Wildfire activity surged 37% during the heat wave itself and 395% the following week. Streamflow from snow and ice melt spiked 40% as the snowpack liquefied prematurely, then dropped below average later that summer when alpine systems needed water most -- a hydrological budget blown in a matter of days.

The winners

Sea lettuce, a heat-tolerant green alga, took advantage of the die-off among competing seaweeds. It expanded its beach area by 65% after the heat wave, filling ecological space vacated by less resilient species.

Moose, despite being known to be sensitive to high temperatures, bounced back to the same number of daily camera trap detections after the heat wave as before. Cole Burton, an associate professor at UBC, suggested they may have avoided the hottest areas by selecting cooler microclimates, such as sites with denser forest cover. The ability to move -- and the availability of somewhere cooler to move to -- appears to be a critical survival factor.

Cooler, wetter areas of the province also showed an unexpected response: they absorbed 30% more carbon than usual during the heat wave, as warmer temperatures boosted plant metabolism in regions where moisture was not limiting. This challenges the common assumption that heat waves are uniformly harmful to vegetation. In warmer, more arid areas, by contrast, carbon absorption dropped by 75%.

What determined survival

The study found that the effects on species were nuanced, depending on several factors: whether physical cover was available, a species' inherent heat tolerance, and behavioral flexibility -- particularly the ability to relocate to shade or cooler microclimates.

Sessile organisms -- those physically attached to surfaces, like barnacles and mussels -- had no option to flee. Their survival depended entirely on their thermal limits, which the heat wave exceeded dramatically. Mobile species had a better chance, but only if they had the capacity to move and suitable habitat to move into.

The interaction between heat and other environmental factors also mattered. The carbon absorption data show that heat alone is not the full story -- moisture availability, elevation, and local vegetation type all mediated the response.

A study limited by surprise

Baum was candid about the study's constraints. The heat dome arrived with little warning, and the research team had to rely on whatever studies were already under way or observations made during the event. She suspected the analysis has barely scratched the surface of the heat dome's full ecological effects.
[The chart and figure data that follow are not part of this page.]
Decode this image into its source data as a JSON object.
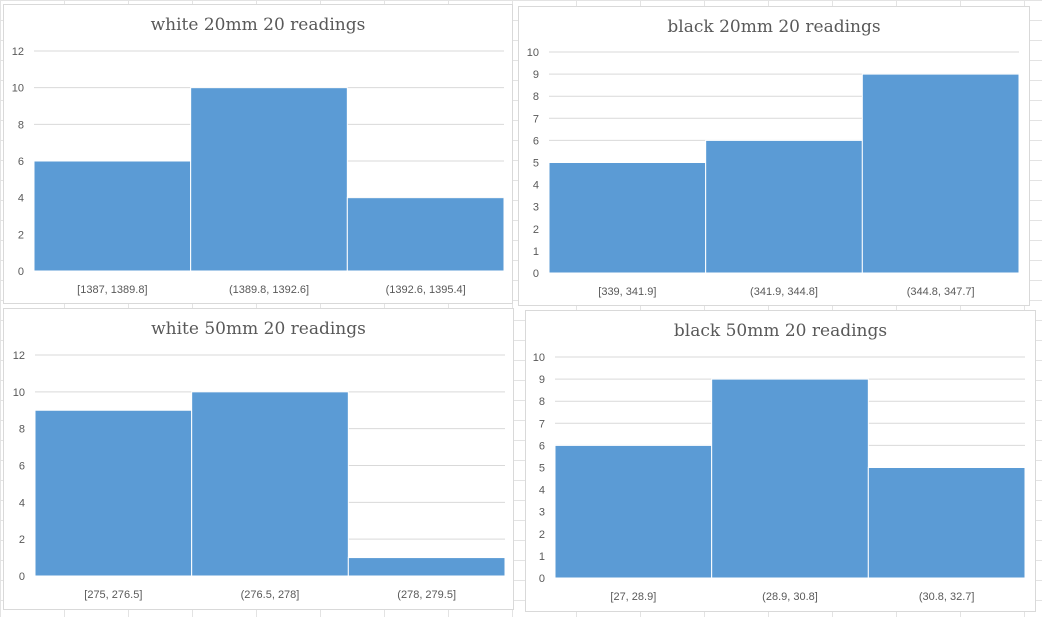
{
  "chart_data": [
    {
      "type": "bar",
      "title": "white 20mm 20 readings",
      "categories": [
        "[1387, 1389.8]",
        "(1389.8, 1392.6]",
        "(1392.6, 1395.4]"
      ],
      "values": [
        6,
        10,
        4
      ],
      "ylim": [
        0,
        12
      ],
      "yticks": [
        0,
        2,
        4,
        6,
        8,
        10,
        12
      ],
      "grid": true,
      "bar_color": "#5b9bd5"
    },
    {
      "type": "bar",
      "title": "black 20mm 20 readings",
      "categories": [
        "[339, 341.9]",
        "(341.9, 344.8]",
        "(344.8, 347.7]"
      ],
      "values": [
        5,
        6,
        9
      ],
      "ylim": [
        0,
        10
      ],
      "yticks": [
        0,
        1,
        2,
        3,
        4,
        5,
        6,
        7,
        8,
        9,
        10
      ],
      "grid": true,
      "bar_color": "#5b9bd5"
    },
    {
      "type": "bar",
      "title": "white 50mm 20 readings",
      "categories": [
        "[275, 276.5]",
        "(276.5, 278]",
        "(278, 279.5]"
      ],
      "values": [
        9,
        10,
        1
      ],
      "ylim": [
        0,
        12
      ],
      "yticks": [
        0,
        2,
        4,
        6,
        8,
        10,
        12
      ],
      "grid": true,
      "bar_color": "#5b9bd5"
    },
    {
      "type": "bar",
      "title": "black 50mm 20 readings",
      "categories": [
        "[27, 28.9]",
        "(28.9, 30.8]",
        "(30.8, 32.7]"
      ],
      "values": [
        6,
        9,
        5
      ],
      "ylim": [
        0,
        10
      ],
      "yticks": [
        0,
        1,
        2,
        3,
        4,
        5,
        6,
        7,
        8,
        9,
        10
      ],
      "grid": true,
      "bar_color": "#5b9bd5"
    }
  ]
}
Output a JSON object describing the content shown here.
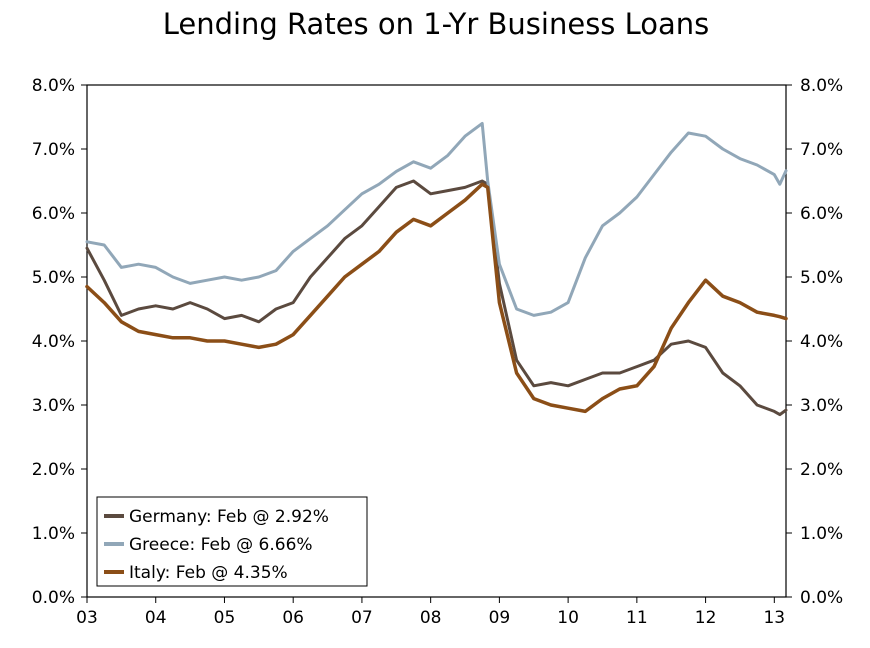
{
  "chart_data": {
    "type": "line",
    "title": "Lending Rates on 1-Yr Business Loans",
    "xlabel": "",
    "ylabel": "",
    "x_ticks": [
      "03",
      "04",
      "05",
      "06",
      "07",
      "08",
      "09",
      "10",
      "11",
      "12",
      "13"
    ],
    "x_range": [
      2003,
      2013.17
    ],
    "y_ticks_left": [
      "0.0%",
      "1.0%",
      "2.0%",
      "3.0%",
      "4.0%",
      "5.0%",
      "6.0%",
      "7.0%",
      "8.0%"
    ],
    "y_ticks_right": [
      "0.0%",
      "1.0%",
      "2.0%",
      "3.0%",
      "4.0%",
      "5.0%",
      "6.0%",
      "7.0%",
      "8.0%"
    ],
    "ylim": [
      0,
      8
    ],
    "grid": false,
    "legend_position": "bottom-left",
    "series": [
      {
        "name": "Germany: Feb @ 2.92%",
        "color": "#5b4a3f",
        "x": [
          2003.0,
          2003.25,
          2003.5,
          2003.75,
          2004.0,
          2004.25,
          2004.5,
          2004.75,
          2005.0,
          2005.25,
          2005.5,
          2005.75,
          2006.0,
          2006.25,
          2006.5,
          2006.75,
          2007.0,
          2007.25,
          2007.5,
          2007.75,
          2008.0,
          2008.25,
          2008.5,
          2008.75,
          2008.83,
          2009.0,
          2009.25,
          2009.5,
          2009.75,
          2010.0,
          2010.25,
          2010.5,
          2010.75,
          2011.0,
          2011.25,
          2011.5,
          2011.75,
          2012.0,
          2012.25,
          2012.5,
          2012.75,
          2013.0,
          2013.08,
          2013.17
        ],
        "y": [
          5.45,
          4.95,
          4.4,
          4.5,
          4.55,
          4.5,
          4.6,
          4.5,
          4.35,
          4.4,
          4.3,
          4.5,
          4.6,
          5.0,
          5.3,
          5.6,
          5.8,
          6.1,
          6.4,
          6.5,
          6.3,
          6.35,
          6.4,
          6.5,
          6.45,
          4.9,
          3.7,
          3.3,
          3.35,
          3.3,
          3.4,
          3.5,
          3.5,
          3.6,
          3.7,
          3.95,
          4.0,
          3.9,
          3.5,
          3.3,
          3.0,
          2.9,
          2.85,
          2.92
        ]
      },
      {
        "name": "Greece: Feb @ 6.66%",
        "color": "#91a7b8",
        "x": [
          2003.0,
          2003.25,
          2003.5,
          2003.75,
          2004.0,
          2004.25,
          2004.5,
          2004.75,
          2005.0,
          2005.25,
          2005.5,
          2005.75,
          2006.0,
          2006.25,
          2006.5,
          2006.75,
          2007.0,
          2007.25,
          2007.5,
          2007.75,
          2008.0,
          2008.25,
          2008.5,
          2008.75,
          2008.83,
          2009.0,
          2009.25,
          2009.5,
          2009.75,
          2010.0,
          2010.25,
          2010.5,
          2010.75,
          2011.0,
          2011.25,
          2011.5,
          2011.75,
          2012.0,
          2012.25,
          2012.5,
          2012.75,
          2013.0,
          2013.08,
          2013.17
        ],
        "y": [
          5.55,
          5.5,
          5.15,
          5.2,
          5.15,
          5.0,
          4.9,
          4.95,
          5.0,
          4.95,
          5.0,
          5.1,
          5.4,
          5.6,
          5.8,
          6.05,
          6.3,
          6.45,
          6.65,
          6.8,
          6.7,
          6.9,
          7.2,
          7.4,
          6.5,
          5.2,
          4.5,
          4.4,
          4.45,
          4.6,
          5.3,
          5.8,
          6.0,
          6.25,
          6.6,
          6.95,
          7.25,
          7.2,
          7.0,
          6.85,
          6.75,
          6.6,
          6.45,
          6.66
        ]
      },
      {
        "name": "Italy: Feb @ 4.35%",
        "color": "#8b4e17",
        "x": [
          2003.0,
          2003.25,
          2003.5,
          2003.75,
          2004.0,
          2004.25,
          2004.5,
          2004.75,
          2005.0,
          2005.25,
          2005.5,
          2005.75,
          2006.0,
          2006.25,
          2006.5,
          2006.75,
          2007.0,
          2007.25,
          2007.5,
          2007.75,
          2008.0,
          2008.25,
          2008.5,
          2008.75,
          2008.83,
          2009.0,
          2009.25,
          2009.5,
          2009.75,
          2010.0,
          2010.25,
          2010.5,
          2010.75,
          2011.0,
          2011.25,
          2011.5,
          2011.75,
          2012.0,
          2012.25,
          2012.5,
          2012.75,
          2013.0,
          2013.08,
          2013.17
        ],
        "y": [
          4.85,
          4.6,
          4.3,
          4.15,
          4.1,
          4.05,
          4.05,
          4.0,
          4.0,
          3.95,
          3.9,
          3.95,
          4.1,
          4.4,
          4.7,
          5.0,
          5.2,
          5.4,
          5.7,
          5.9,
          5.8,
          6.0,
          6.2,
          6.45,
          6.4,
          4.6,
          3.5,
          3.1,
          3.0,
          2.95,
          2.9,
          3.1,
          3.25,
          3.3,
          3.6,
          4.2,
          4.6,
          4.95,
          4.7,
          4.6,
          4.45,
          4.4,
          4.38,
          4.35
        ]
      }
    ]
  }
}
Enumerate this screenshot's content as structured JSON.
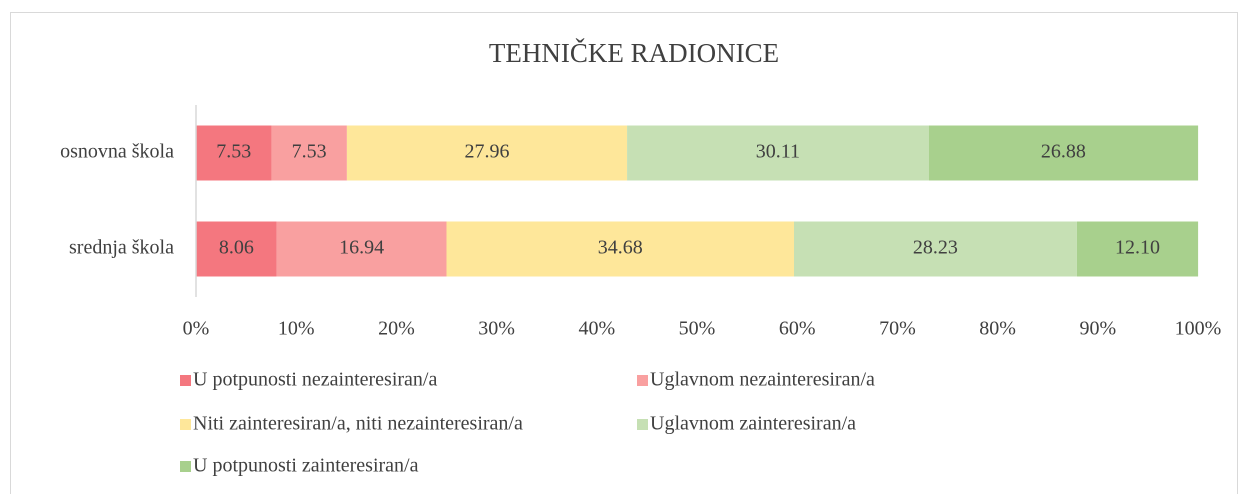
{
  "chart_data": {
    "type": "stacked-barh",
    "title": "TEHNIČKE RADIONICE",
    "categories": [
      "osnovna škola",
      "srednja škola"
    ],
    "series": [
      {
        "name": "U potpunosti nezainteresiran/a",
        "color": "#f4777f",
        "values": [
          7.53,
          8.06
        ]
      },
      {
        "name": "Uglavnom nezainteresiran/a",
        "color": "#f9a0a0",
        "values": [
          7.53,
          16.94
        ]
      },
      {
        "name": "Niti zainteresiran/a, niti nezainteresiran/a",
        "color": "#fee79a",
        "values": [
          27.96,
          34.68
        ]
      },
      {
        "name": "Uglavnom zainteresiran/a",
        "color": "#c6e0b4",
        "values": [
          30.11,
          28.23
        ]
      },
      {
        "name": "U potpunosti zainteresiran/a",
        "color": "#a8d08d",
        "values": [
          26.88,
          12.1
        ],
        "value_labels": [
          "26.88",
          "12.10"
        ]
      }
    ],
    "xlim": [
      0,
      100
    ],
    "xticks": [
      {
        "value": 0,
        "label": "0%"
      },
      {
        "value": 10,
        "label": "10%"
      },
      {
        "value": 20,
        "label": "20%"
      },
      {
        "value": 30,
        "label": "30%"
      },
      {
        "value": 40,
        "label": "40%"
      },
      {
        "value": 50,
        "label": "50%"
      },
      {
        "value": 60,
        "label": "60%"
      },
      {
        "value": 70,
        "label": "70%"
      },
      {
        "value": 80,
        "label": "80%"
      },
      {
        "value": 90,
        "label": "90%"
      },
      {
        "value": 100,
        "label": "100%"
      }
    ],
    "legend": "bottom"
  }
}
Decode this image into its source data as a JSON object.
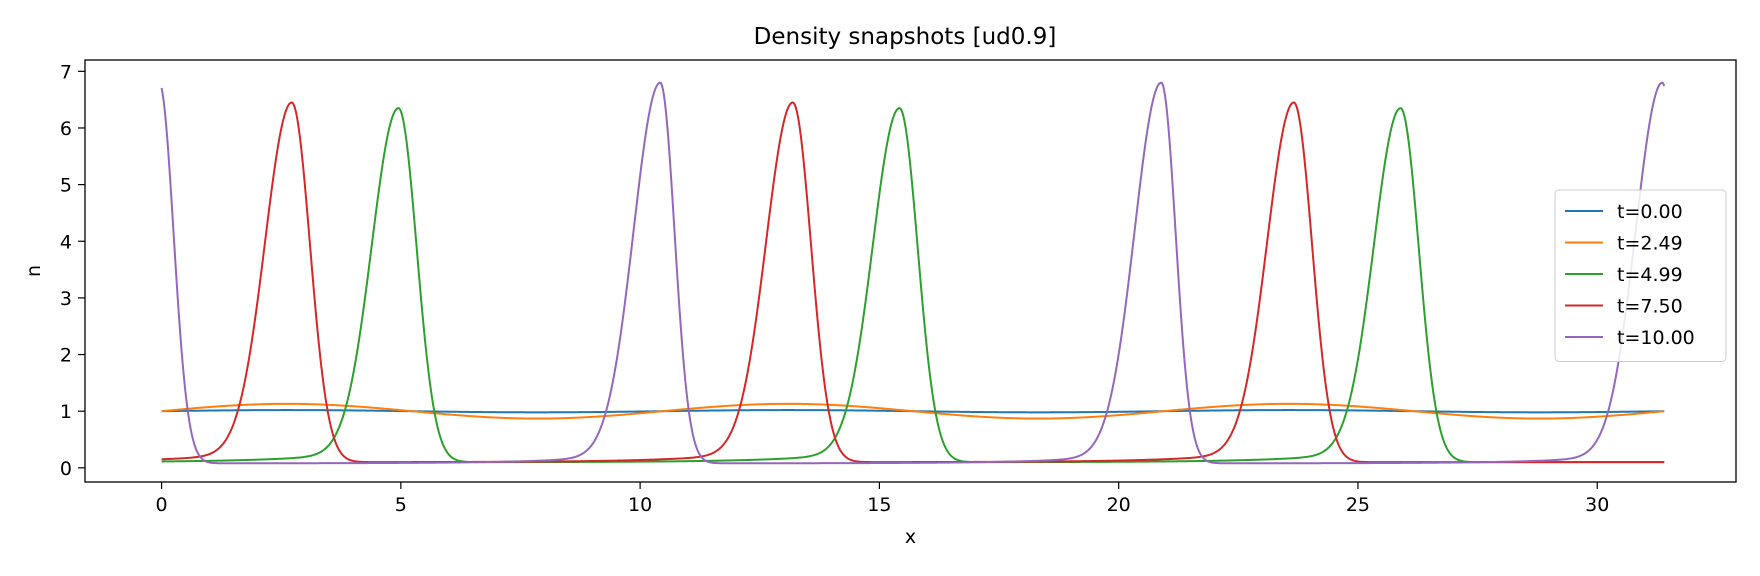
{
  "chart_data": {
    "type": "line",
    "title": "Density snapshots  [ud0.9]",
    "xlabel": "x",
    "ylabel": "n",
    "xlim": [
      -1.6,
      32.9
    ],
    "ylim": [
      -0.25,
      7.2
    ],
    "xticks": [
      0,
      5,
      10,
      15,
      20,
      25,
      30
    ],
    "yticks": [
      0,
      1,
      2,
      3,
      4,
      5,
      6,
      7
    ],
    "grid": false,
    "legend_position": "right",
    "domain_max": 31.4,
    "series": [
      {
        "name": "t=0.00",
        "color": "#1f77b4",
        "model": "sine",
        "base": 1.0,
        "amplitude": 0.02,
        "period": 10.47,
        "phase": 0.0
      },
      {
        "name": "t=2.49",
        "color": "#ff7f0e",
        "model": "sine",
        "base": 1.0,
        "amplitude": 0.13,
        "period": 10.47,
        "phase": 0.0
      },
      {
        "name": "t=4.99",
        "color": "#2ca02c",
        "model": "peaks",
        "base": 0.1,
        "peak": 6.35,
        "centers": [
          4.95,
          15.42,
          25.89
        ],
        "left_width": 0.55,
        "right_width": 0.38,
        "tail_amp": 0.28,
        "tail_width": 1.6
      },
      {
        "name": "t=7.50",
        "color": "#d62728",
        "model": "peaks",
        "base": 0.1,
        "peak": 6.45,
        "centers": [
          2.72,
          13.19,
          23.66
        ],
        "left_width": 0.55,
        "right_width": 0.38,
        "tail_amp": 0.28,
        "tail_width": 1.6
      },
      {
        "name": "t=10.00",
        "color": "#9467bd",
        "model": "peaks",
        "base": 0.08,
        "peak": 6.8,
        "centers": [
          -0.05,
          10.42,
          20.89,
          31.36
        ],
        "left_width": 0.55,
        "right_width": 0.3,
        "tail_amp": 0.25,
        "tail_width": 1.5
      }
    ]
  }
}
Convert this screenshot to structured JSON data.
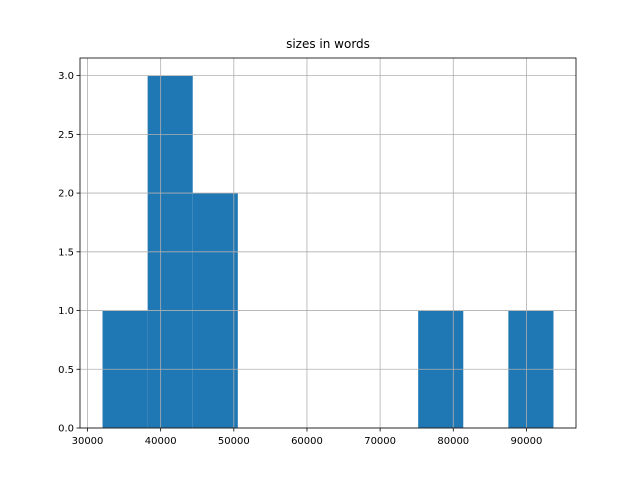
{
  "chart_data": {
    "type": "histogram",
    "title": "sizes in words",
    "bins": [
      32055,
      38219,
      44383,
      50547,
      56711,
      62875,
      69039,
      75203,
      81367,
      87531,
      93695
    ],
    "counts": [
      1,
      3,
      2,
      0,
      0,
      0,
      0,
      1,
      0,
      1
    ],
    "color": "#1f77b4",
    "xlim": [
      28973,
      96777
    ],
    "xticks": [
      30000,
      40000,
      50000,
      60000,
      70000,
      80000,
      90000
    ],
    "ylim": [
      0,
      3.15
    ],
    "yticks": [
      {
        "value": 0,
        "label": "0.0"
      },
      0.5,
      {
        "value": 1,
        "label": "1.0"
      },
      1.5,
      {
        "value": 2,
        "label": "2.0"
      },
      2.5,
      {
        "value": 3,
        "label": "3.0"
      }
    ],
    "grid": true
  }
}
The data are heavily weighted toward species and ecosystems with existing monitoring programs. Many organisms -- soil invertebrates, deep-water fish, small mammals in unmonitored habitats -- were simply not being tracked when the event hit. The true scope of ecological damage is almost certainly larger than what the study captures.

The reliance on media reports for some data points introduces additional uncertainty. News coverage tends to focus on the most dramatic impacts, potentially skewing the picture toward catastrophic outcomes and underrepresenting species that experienced moderate effects.

Long-term recovery trajectories also remain largely unknown. The study captures the immediate aftermath and short-term responses, but whether populations like thatched barnacles and Bay mussels can recover -- and how long that might take -- requires ongoing monitoring that in many cases does not exist.

Preparing for the next one

With 2026 projected to be the hottest year on record and heat waves expected to grow more frequent and intense under continued climate change, the findings carry urgent practical implications. Srivastava warned that repeated heat waves would not only melt snow too quickly but also begin drawing on long-term sources such as glaciers, accelerating their loss.

She proposed a coordinated monitoring network of species and ecosystems across British Columbia and Canada -- a system that would allow scientists to capture ecological data during the next extreme event, rather than scrambling to reconstruct impacts after the fact.

The study's central lesson is that heat waves do not affect ecosystems as a single, uniform force. They create ecological winners and losers based on physiology, behavior, geography, and chance. Understanding that complexity -- before the next event arrives -- is the difference between preparation and triage.